Once all of the needed supplies are gathered for the flight, the observer will turn on and power up the Radiosonde Replacement System (RRS). This is typically done thirty minutes before launch time, or even earlier if cold weather conditions are present. The RRS consists of the observing computer, an antenna which is housed in a radome, a remote unit for controlling the antenna, and a surface based observing weather system.
RRS User Interface Display Screenshot
Upper Air Building and RSOIS Tower
Upper Air Antenna Located Inside the Radome
The Helium Tank Storage Room
Inflation Lifting Column and Weights
The observer must calculate the appropriate amount of lift for each sounding depending on the surface and atmospheric conditions present. This is achieved by using a weight system in order to attain the desired 4.7 - 5.2 m/s for the ascent rate. When high winds or precipitation are present more lift (helium gas) will be added to the weather balloon in order to achieve the desired ascent rate.
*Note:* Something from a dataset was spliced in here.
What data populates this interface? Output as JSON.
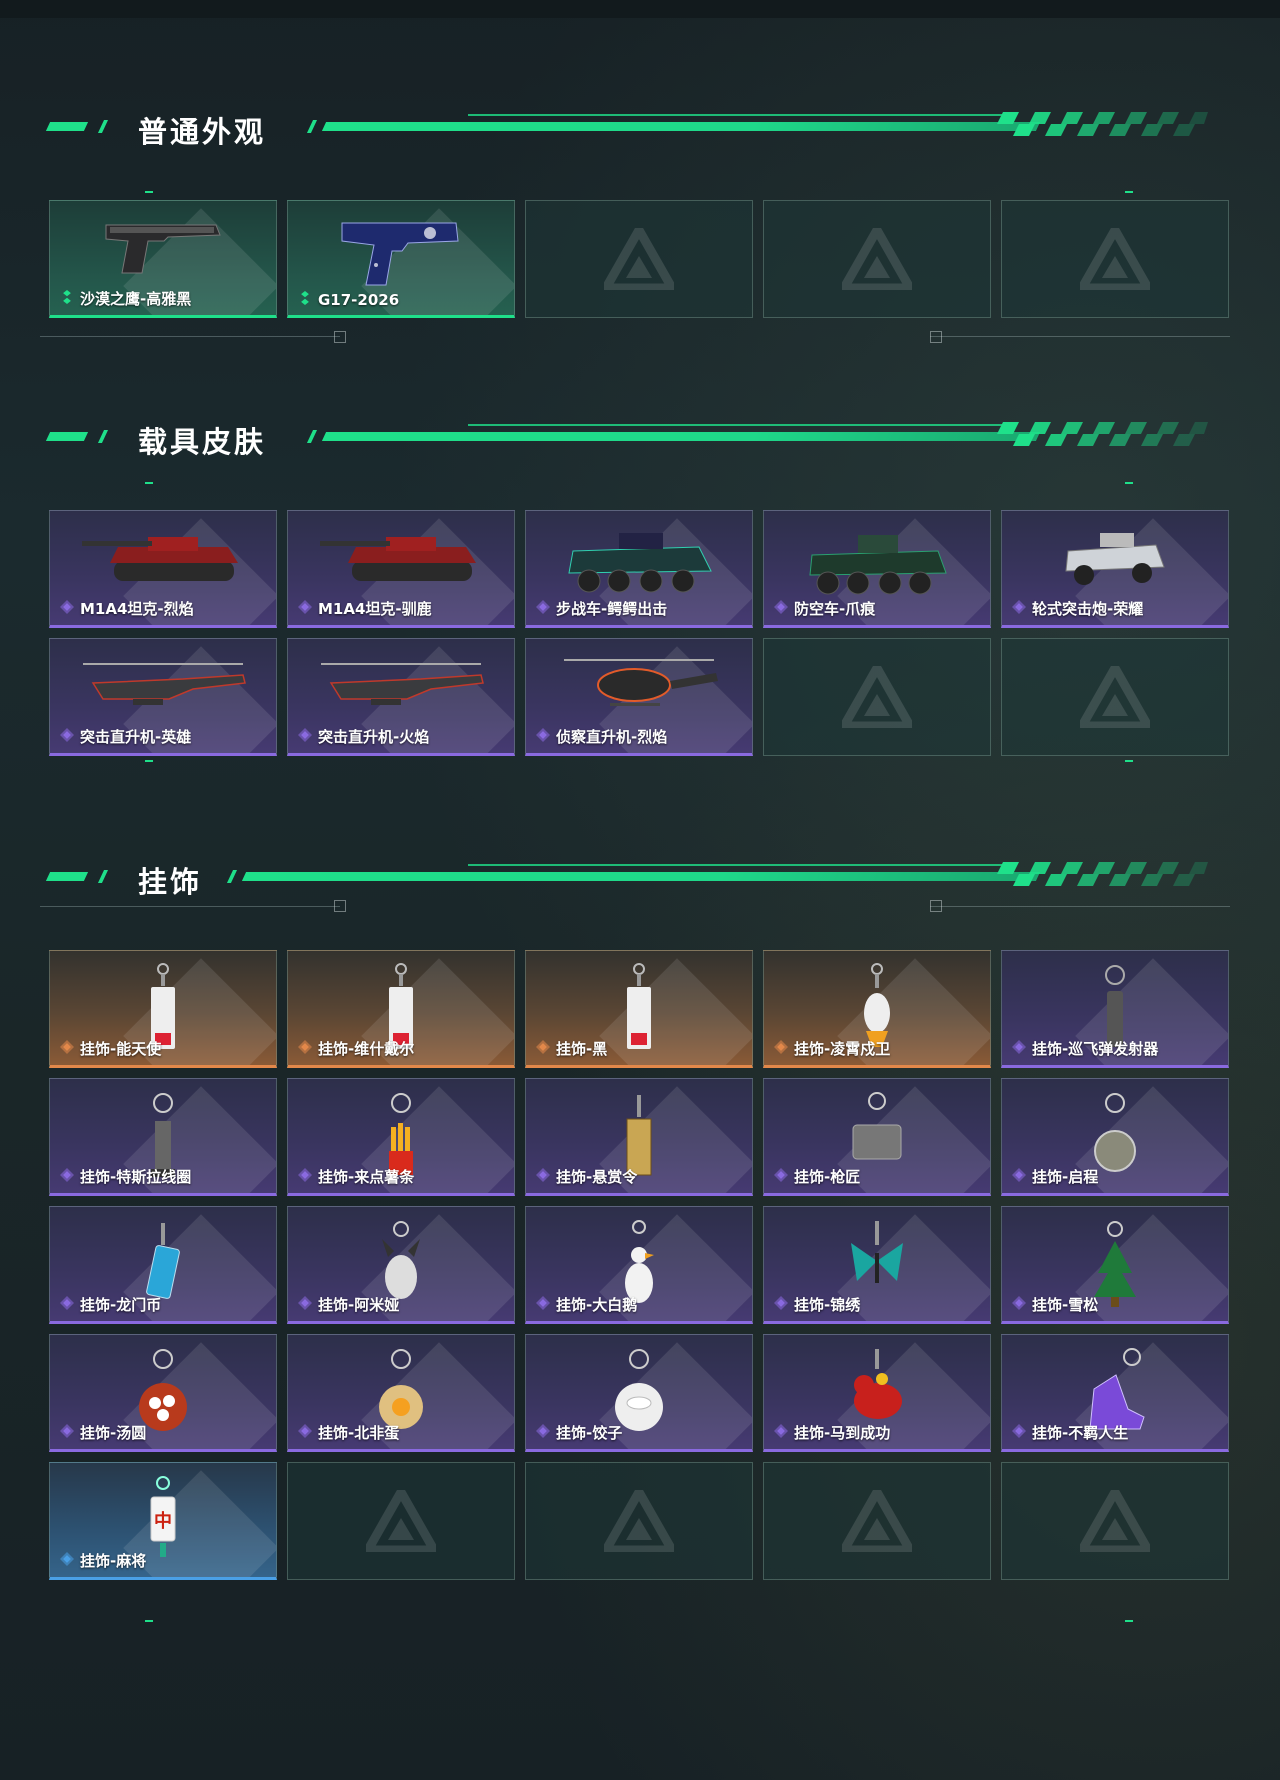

As the balloon is being filled with the desired amount of helium gas, the observer creates the sounding train by measuring the appropriate amount of string, attaching the parachute, and/or train regulator if necessary. Once the balloon has achieved its desired lift, the flow of hydrogen gas will shut off automatically. Then the observer securely ties off the weather balloon and attaches it to the sounding train. Once all of these steps are completed the weather balloon and sounding train are ready to be launched.